Choosing a teacher or studio to work with can be a big, important, and very personal decision for a vocalist. In a world where the study of singing has been around for generations, but where actual scientific study of the voice has only emerged in the last 20 years or so, there are many schools of thought on singing, often covering many extremes. So, who can you trust to help you get results and also provide an enjoyable experience? Let’s break down some important elements to consider when seeking out vocal learning:
- Musical Styles: Of all the teachers and music schools out there, the first element to consider which will help you narrow down who to consider is what style of music you wish you study and whether those teachers/schools have experience teaching it (and, ideally, a proven track record of success!). In the current academic environment, most degree programs for music are strongly (and sometimes, exclusively) focused on Classical music, which has very specific acoustic/aesthetic quality values to uphold. This is great– and essential– for those who wish to sing Classical or Opera! If this is you, look for teachers who hold a college degree in Voice Performance. But, for the contemporary microphone-based singer, a good deal of (that is not to say ALL of) the formally accepted wisdom on singing just doesn’t apply. Note that this is not the case with other instruments, which have universal foundations for all styles; the voice is a different animal and its development needs to be treated differently depending on the end goals of the student. Many academically accomplished voice teachers do their due diligence in maintaining continuing education for recent voice science and pedagogy associated with contemporary microphone-based styles, but beware of academically accomplished teachers who sit on their laurels and don’t maintain current standards. A great question to ask when interviewing a prospective teacher would be to specifically verify what training the teacher has in contemporary singing. The aesthetics of contemporary styles are important and diverse, and often couldn’t be more different from the quality judgements of Classical/Operatic singing. A teacher who focuses mainly in stage-styles (that is, Classical, Opera, and golden age Musical Theater) may be less likely to have awareness of the industry standards for your preferred musical style, but that isn’t always true, so be sure to have a conversation and feel out their preferences and goals for students. After all, a good teacher-student relationship will be built on mutual understanding and trust, so start off on the right foot!

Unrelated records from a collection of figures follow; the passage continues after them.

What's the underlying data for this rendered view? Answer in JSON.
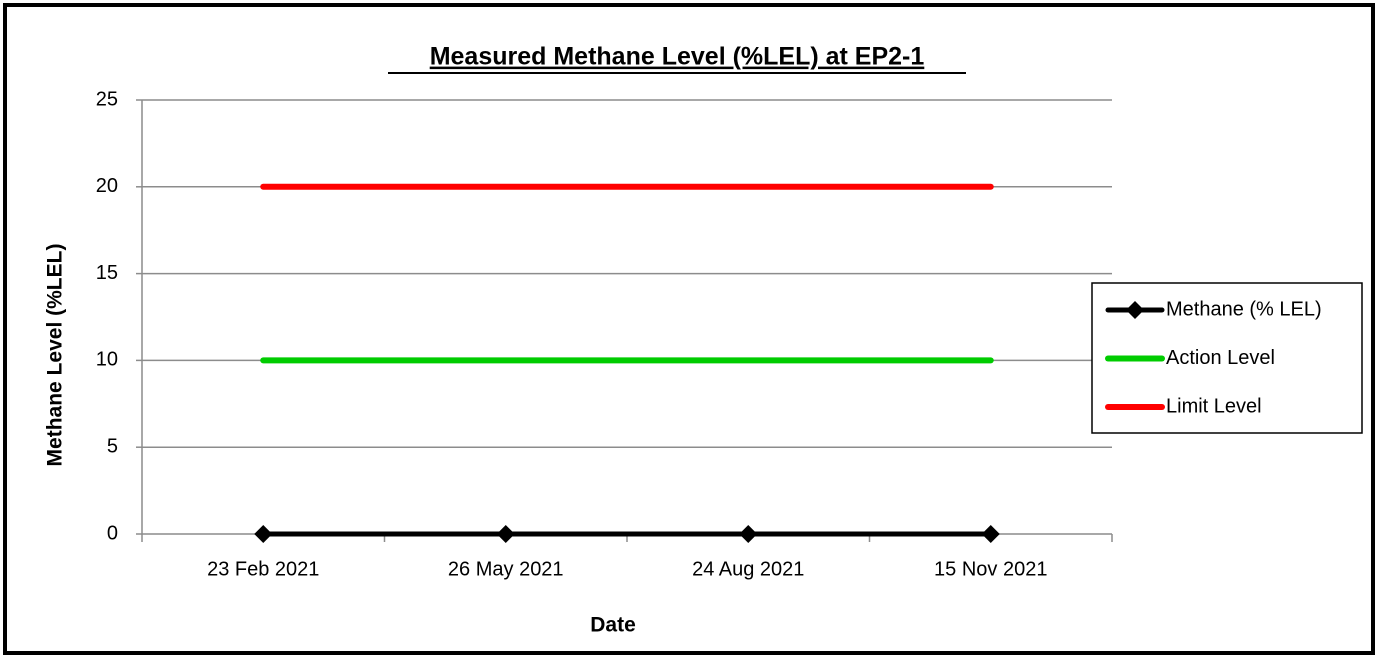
{
  "chart_data": {
    "type": "line",
    "title": "Measured Methane Level (%LEL) at EP2-1",
    "x_label": "Date",
    "y_label": "Methane Level (%LEL)",
    "categories": [
      "23 Feb 2021",
      "26 May 2021",
      "24 Aug 2021",
      "15 Nov 2021"
    ],
    "series": [
      {
        "name": "Methane (% LEL)",
        "color": "#000000",
        "marker": "diamond",
        "values": [
          0,
          0,
          0,
          0
        ]
      },
      {
        "name": "Action Level",
        "color": "#00cc00",
        "values": [
          10,
          10,
          10,
          10
        ]
      },
      {
        "name": "Limit Level",
        "color": "#ff0000",
        "values": [
          20,
          20,
          20,
          20
        ]
      }
    ],
    "ylim": [
      0,
      25
    ],
    "yticks": [
      0,
      5,
      10,
      15,
      20,
      25
    ],
    "grid": true,
    "legend": "right"
  }
}
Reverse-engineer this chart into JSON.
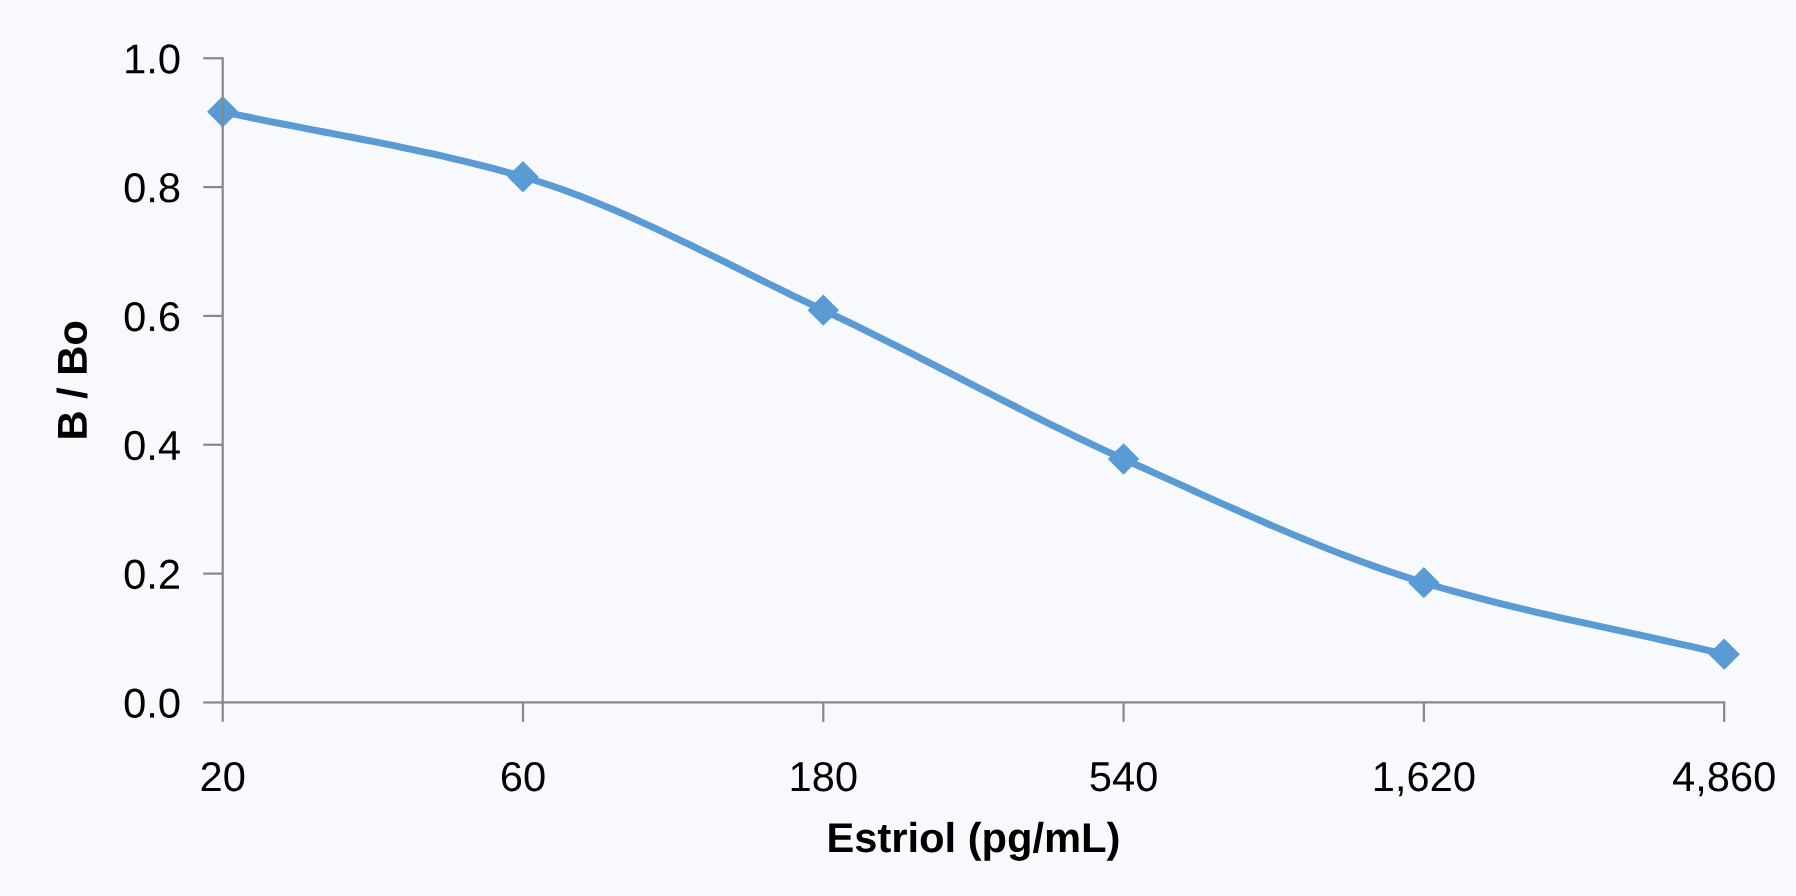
{
  "chart_data": {
    "type": "line",
    "xlabel": "Estriol (pg/mL)",
    "ylabel": "B / Bo",
    "x": [
      20,
      60,
      180,
      540,
      1620,
      4860
    ],
    "series": [
      {
        "color": "#5b9bd5",
        "values": [
          0.917,
          0.816,
          0.609,
          0.378,
          0.186,
          0.075
        ]
      }
    ],
    "log": "x",
    "xlim": [
      20,
      4860
    ],
    "xticks": [
      20,
      60,
      180,
      540,
      {
        "value": 1620,
        "label": "1,620"
      },
      {
        "value": 4860,
        "label": "4,860"
      }
    ],
    "ylim": [
      0,
      1
    ],
    "yticks": [
      {
        "value": 0,
        "label": "0.0"
      },
      {
        "value": 0.2,
        "label": "0.2"
      },
      {
        "value": 0.4,
        "label": "0.4"
      },
      {
        "value": 0.6,
        "label": "0.6"
      },
      {
        "value": 0.8,
        "label": "0.8"
      },
      {
        "value": 1,
        "label": "1.0"
      }
    ],
    "grid": false,
    "marker": "diamond",
    "line_style": "solid"
  }
}
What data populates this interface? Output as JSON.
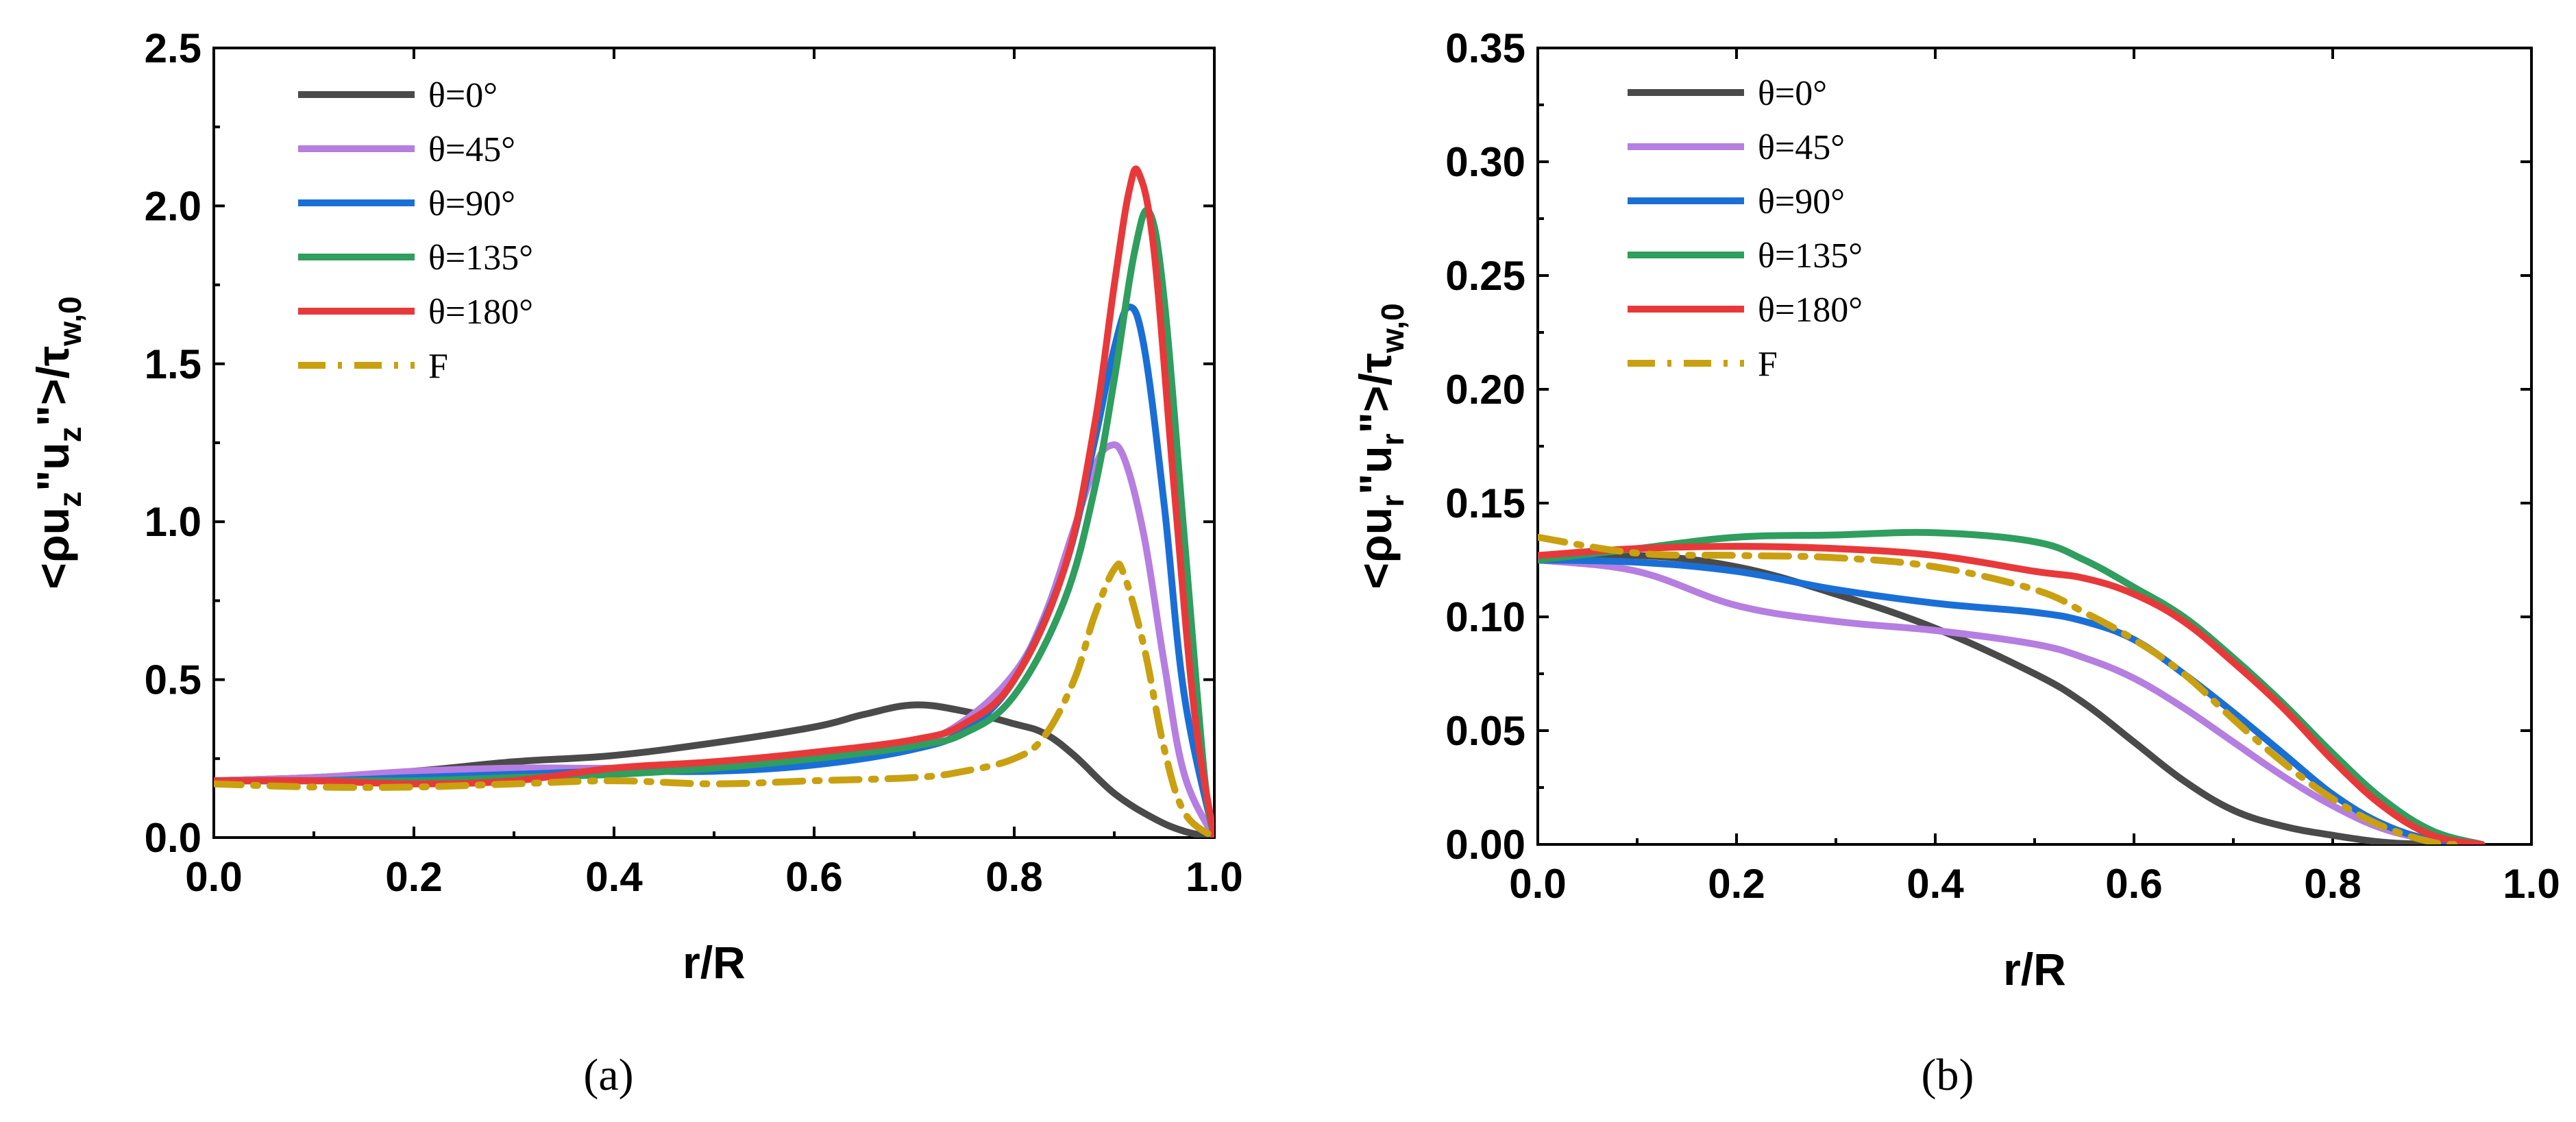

- Experience in Performing, Teaching, or Both When looking for a voice teacher, you’ll want to find someone who has enough performance experience to relate to your challenges. But, you’ll also want to find a teacher who has enough knowledge of voice science applications to genuinely understand the mechanics of voice training. Some amazing singers try to teach singing only to quickly realize that they lack the clear vocabulary to explain what their body intrinsically knows how to do (have you noticed this effect on some popular singing shows?), or worse, that what works for their voices doesn’t work for ALL voices. Hopefully you teacher will have experience that checks both boxes positively! (At Cardon Studios, this is always true.)
- Personality/Compatibility It is 100% true that you need to LIKE your singing teacher. Ideally, you will study with someone you enjoy spending time with; this simple detail will help you feel more receptive to their opinions, instructions, and yes, even the occasional critique. Communication is key to a successful experience studying singing in that you as the student need to feel comfortable expressing concerns or confusion, and your teacher needs to be a clear communicator to meet your needs. An exchange like this is may more likely with a good personality match. This is why Cardon Studios offers a free Intro Session to try out meeting with a teacher!
- Performance Opportunities for Students If all of the above elements seem to be met and you still can’t decide between one studio or another, keep in mind that your learning experience will be much deeper with performance opportunities that allow you to test out the new skills you’re learning under some degree of pressure and in a supportive community of peers. What works for your voice in private might be more complicated to apply with nervousness in front of an audience. This is way Cardon Studios includes monthly events for students, a super fun way to share what you’re working on (at lower risk than bombing a professional gig, of course) while gaining important self-knowledge and deeper understanding.